Fixed length data types can be stored in a set field size. The following outlines the Hyracks data type or custom VXQuery definition with the details about the implementation.

Data Type Pointable Name Data Size
xs:boolean BooleanPointable 1
xs:byte BytePointable 1
xs:date XSDatePointable 6
xs:dateTime XSDateTimePointable 12
xs:dayTimeDuration LongPointable 8
xs:decimal XSDecimalPointable 9
xs:double DoublePointable 8
xs:duration XSDurationPointable 12
xs:float FloatPointable 4
xs:gDay XSDatePointable 6
xs:gMonth XSDatePointable 6
xs:gMonthDay XSDatePointable 6
xs:gYear XSDatePointable 6
xs:gYearMonth XSDatePointable 6
xs:int IntegerPointable 4
xs:integer LongPointable 8
xs:negativeInteger LongPointable 8
xs:nonNegativeInteger LongPointable 8
xs:nonPositiveInteger LongPointable 8
xs:positiveInteger LongPointable 8
xs:short ShortPointable 2
xs:time XSTimePointable 8
xs:unsignedByte ShortPointable 2
xs:unsignedInt LongPointable 8
xs:unsignedLong LongPointable 8
xs:unsignedShort IntegerPointable 4
xs:yearMonthDuration IntegerPointable 4

Variable Length Data

Some information can not be stored in a fixed length value. The following data types are stored in variable length values.
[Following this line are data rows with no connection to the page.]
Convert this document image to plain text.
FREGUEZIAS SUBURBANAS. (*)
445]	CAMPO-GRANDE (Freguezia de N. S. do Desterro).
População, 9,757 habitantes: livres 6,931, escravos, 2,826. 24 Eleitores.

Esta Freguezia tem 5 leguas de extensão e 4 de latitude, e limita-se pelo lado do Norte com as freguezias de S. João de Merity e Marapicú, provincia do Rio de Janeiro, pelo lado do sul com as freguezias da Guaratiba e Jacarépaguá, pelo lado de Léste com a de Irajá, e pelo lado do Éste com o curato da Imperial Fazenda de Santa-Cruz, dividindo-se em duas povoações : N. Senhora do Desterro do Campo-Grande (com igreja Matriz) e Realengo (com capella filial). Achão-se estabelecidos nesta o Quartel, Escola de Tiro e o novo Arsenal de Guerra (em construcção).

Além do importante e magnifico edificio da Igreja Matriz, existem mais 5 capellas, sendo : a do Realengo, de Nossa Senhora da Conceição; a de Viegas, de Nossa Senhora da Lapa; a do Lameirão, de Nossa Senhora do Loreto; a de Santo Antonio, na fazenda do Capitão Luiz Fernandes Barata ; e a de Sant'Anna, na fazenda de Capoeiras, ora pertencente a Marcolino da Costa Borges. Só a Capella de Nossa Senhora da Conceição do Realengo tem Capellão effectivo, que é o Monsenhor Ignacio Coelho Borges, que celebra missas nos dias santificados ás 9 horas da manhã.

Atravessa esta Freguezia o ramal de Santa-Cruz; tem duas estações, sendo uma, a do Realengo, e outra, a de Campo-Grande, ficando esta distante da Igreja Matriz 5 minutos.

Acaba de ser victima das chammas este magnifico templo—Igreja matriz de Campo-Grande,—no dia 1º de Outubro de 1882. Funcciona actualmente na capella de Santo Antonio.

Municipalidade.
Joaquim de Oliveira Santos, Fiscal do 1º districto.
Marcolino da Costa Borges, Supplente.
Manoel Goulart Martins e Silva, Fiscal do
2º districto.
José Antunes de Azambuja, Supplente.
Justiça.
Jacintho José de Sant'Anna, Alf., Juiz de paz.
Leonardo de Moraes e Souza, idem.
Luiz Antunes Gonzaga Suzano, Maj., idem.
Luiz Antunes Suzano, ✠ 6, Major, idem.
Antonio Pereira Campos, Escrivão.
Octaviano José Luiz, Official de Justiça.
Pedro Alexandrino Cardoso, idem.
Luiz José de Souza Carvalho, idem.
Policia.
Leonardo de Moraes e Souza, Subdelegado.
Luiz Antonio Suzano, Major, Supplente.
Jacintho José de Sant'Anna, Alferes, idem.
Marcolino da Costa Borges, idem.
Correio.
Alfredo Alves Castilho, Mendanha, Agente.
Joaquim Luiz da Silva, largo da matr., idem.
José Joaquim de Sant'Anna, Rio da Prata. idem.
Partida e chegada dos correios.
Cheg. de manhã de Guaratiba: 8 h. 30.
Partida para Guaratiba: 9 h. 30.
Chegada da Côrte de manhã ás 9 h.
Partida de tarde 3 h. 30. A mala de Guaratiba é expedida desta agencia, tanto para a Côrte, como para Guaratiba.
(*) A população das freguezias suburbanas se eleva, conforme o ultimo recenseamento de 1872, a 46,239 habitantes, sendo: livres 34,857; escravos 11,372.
Because the size varies, the first two bytes are used to store the length of the total value in bytes. QName is one exception to this rule because the QName field has three distinct variable length fields. In this case we basically are storing three strings right after each other.
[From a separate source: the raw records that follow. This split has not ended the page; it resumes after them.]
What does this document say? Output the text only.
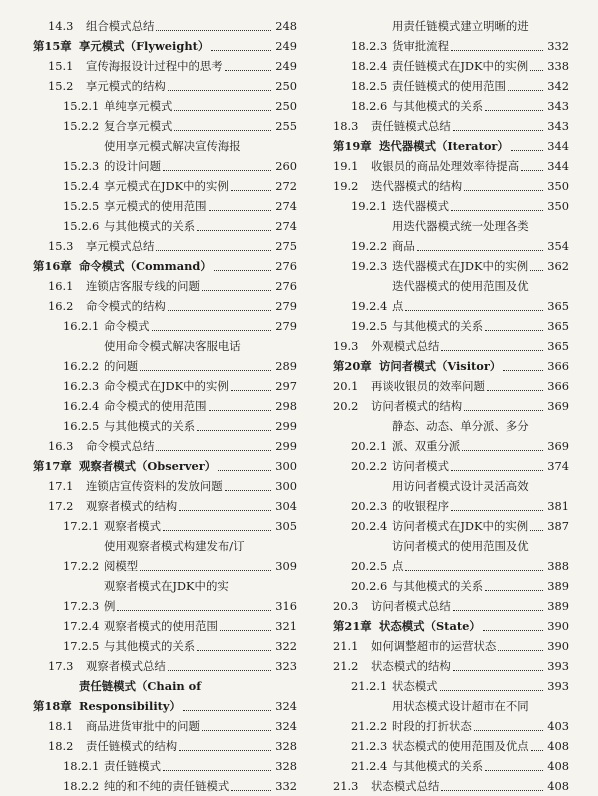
14.3	组合模式总结	248
第15章 享元模式（Flyweight）	249
15.1	宣传海报设计过程中的思考	249
15.2	享元模式的结构	250
15.2.1 单纯享元模式	250
15.2.2 复合享元模式	255
15.2.3
使用享元模式解决宣传海报
的设计问题	260
15.2.4 享元模式在JDK中的实例	272
15.2.5 享元模式的使用范围	274
15.2.6 与其他模式的关系	274
15.3	享元模式总结	275
第16章 命令模式（Command）	276
16.1	连锁店客服专线的问题	276
16.2	命令模式的结构	279
16.2.1 命令模式	279
16.2.2
使用命令模式解决客服电话
的问题	289
16.2.3 命令模式在JDK中的实例	297
16.2.4 命令模式的使用范围	298
16.2.5 与其他模式的关系	299
16.3	命令模式总结	299
第17章 观察者模式（Observer）	300
17.1	连锁店宣传资料的发放问题	300
17.2	观察者模式的结构	304
17.2.1 观察者模式	305
17.2.2
使用观察者模式构建发布/订
阅模型	309
17.2.3
观察者模式在JDK中的实
例	316
17.2.4 观察者模式的使用范围	321
17.2.5 与其他模式的关系	322
17.3	观察者模式总结	323
第18章
责任链模式（Chain of
Responsibility）	324
18.1	商品进货审批中的问题	324
18.2	责任链模式的结构	328
18.2.1 责任链模式	328
18.2.2 纯的和不纯的责任链模式	332
18.2.3
用责任链模式建立明晰的进
货审批流程	332
18.2.4 责任链模式在JDK中的实例 338
18.2.5 责任链模式的使用范围	342
18.2.6 与其他模式的关系	343
18.3	责任链模式总结	343
第19章 迭代器模式（Iterator）	344
19.1	收银员的商品处理效率待提高 344
19.2	迭代器模式的结构	350
19.2.1 迭代器模式	350
19.2.2
用迭代器模式统一处理各类
商品	354
19.2.3 迭代器模式在JDK中的实例 362
19.2.4
迭代器模式的使用范围及优
点	365
19.2.5 与其他模式的关系	365
19.3	外观模式总结	365
第20章 访问者模式（Visitor）	366
20.1	再谈收银员的效率问题	366
20.2	访问者模式的结构	369
20.2.1
静态、动态、单分派、多分
派、双重分派	369
20.2.2 访问者模式	374
20.2.3
用访问者模式设计灵活高效
的收银程序	381
20.2.4 访问者模式在JDK中的实例 387
20.2.5
访问者模式的使用范围及优
点	388
20.2.6 与其他模式的关系	389
20.3	访问者模式总结	389
第21章 状态模式（State）	390
21.1	如何调整超市的运营状态	390
21.2	状态模式的结构	393
21.2.1 状态模式	393
21.2.2
用状态模式设计超市在不同
时段的打折状态	403
21.2.3 状态模式的使用范围及优点 408
21.2.4 与其他模式的关系	408
21.3	状态模式总结	408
Please note that all strings are stored in UTF8. The UTF8 characters range in size from one to three bytes. UTF8StringWriter supports writing a character sequence into the UTF8StringPointable format.

Data Type Pointable Name Data Size
xs:anyURI UTF8StringPointable 2 + length
xs:base64Binary XSBinaryPointable 2 + length
xs:hexBinary XSBinaryPointable 2 + length
xs:NOTATION UTF8StringPointable 2 + length
xs:QName XSQNamePointable 6 + length
xs:string UTF8StringPointable 2 + length

String Iterators

For many string functions, we have used string iterators to traverse the string. The iterator allows the user to ignore the details about the byte size and number of characters. The iterator returns the next character or an end of string value. Stacking iterators can be used to alter the string into a desired form.

Array Backed Value Store

The array back value store is a key design element of Hyracks. The object is used to manage an output array. The system creates an array large enough to hold your output. Adding to the result, if necessary. The array can be reused and can hold multiple pointable results due to the starting offset parameter in the pointable.